PostgreSQL – Using COPY Command to stdout and Reading from stdin

copypostgresqlpsql

When transferring data between two databases, I would like to know if there is any disadvantages in the following approach:

psql -h [HOST1] -U postgres -d [DB1] -c [SQL1] | psql -h [HOST2]  -d [DB2] -U postgres -c [SQL2]

where

[SQL1]="\copy (SELECT [FIELDS_SUBSET] FROM [TABLE_NAME]) TO STDOUT"

[SQL2]="\copy [NEW_TABLE_NAME]( [FIELDS_SUBSET] ) FROM STDIN"

Basically, I extract some data from DB1 to stdout and then I immediately read it from stdin in order to import this data into DB2. Both databases are in different networks. This approach removes the need of an intermediate file.

In this context, I would like to know if this strategy has any drawbacks if compared to using intermediate files. For instance, is this approach suitable for transfering large volumes of data (GBs of data)?

Also, by using COPY with STDIN and STDOUT, do I still have to worry about the COPY command caveats? (Reference)

Best Answer

The drawback is that if the operation fails part way through due to network hiccup, a reboot of HOST1, or something like that, you've done a lot of work on DB2 that needs to be rolled back and repeated. This can blow up your WAL archive, and can lead to table bloat if you don't vacuum the table in DB2 before repeating the operation. I'd spool it to a local-storage file on HOST2 first, unless I had a good reason not to.
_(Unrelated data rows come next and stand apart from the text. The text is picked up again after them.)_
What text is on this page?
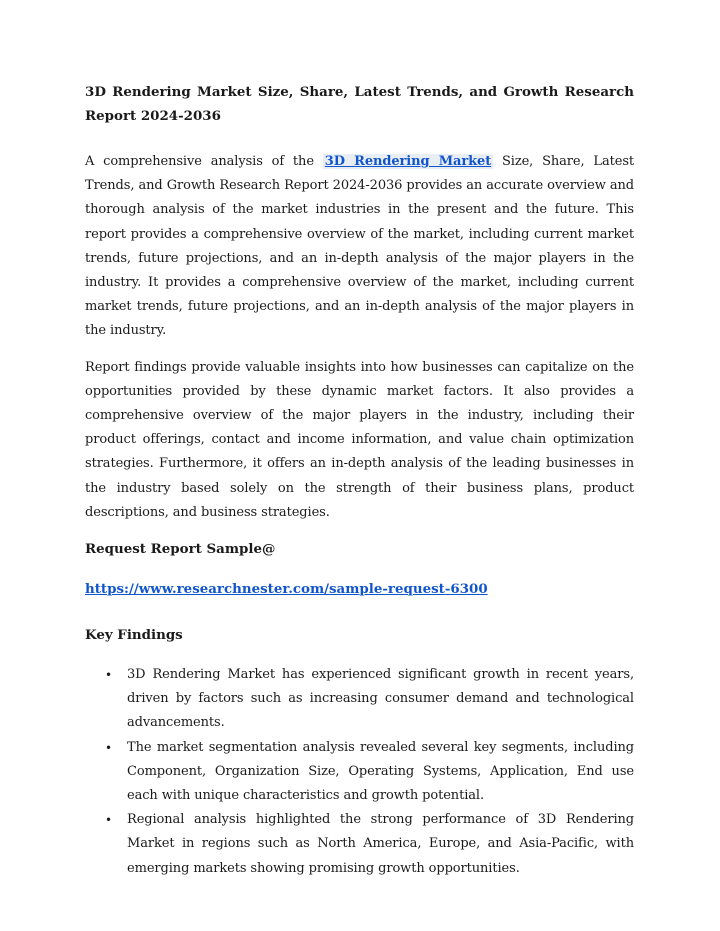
3D Rendering Market Size, Share, Latest Trends, and Growth Research Report 2024-2036

A comprehensive analysis of the 3D Rendering Market Size, Share, Latest Trends, and Growth Research Report 2024-2036 provides an accurate overview and thorough analysis of the market industries in the present and the future. This report provides a comprehensive overview of the market, including current market trends, future projections, and an in-depth analysis of the major players in the industry. It provides a comprehensive overview of the market, including current market trends, future projections, and an in-depth analysis of the major players in the industry.

Report findings provide valuable insights into how businesses can capitalize on the opportunities provided by these dynamic market factors. It also provides a comprehensive overview of the major players in the industry, including their product offerings, contact and income information, and value chain optimization strategies. Furthermore, it offers an in-depth analysis of the leading businesses in the industry based solely on the strength of their business plans, product descriptions, and business strategies.

Request Report Sample@
https://www.researchnester.com/sample-request-6300
Key Findings
• 3D Rendering Market has experienced significant growth in recent years, driven by factors such as increasing consumer demand and technological advancements.
• The market segmentation analysis revealed several key segments, including Component, Organization Size, Operating Systems, Application, End use each with unique characteristics and growth potential.
• Regional analysis highlighted the strong performance of 3D Rendering Market in regions such as North America, Europe, and Asia-Pacific, with emerging markets showing promising growth opportunities.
Most of the caveats you link to are about PostgreSQL interpreting the data format in a different way than Excel, Python, Perl, human beings, etc. might interpret it. Going PostgreSQL to PostgreSQL (either with a pipe or using a file intermediate) eliminates most of those caveats, assuming you choose the same options to \copy on each end and have the same table structure. The caveats about performance and foreign keys, however, remain.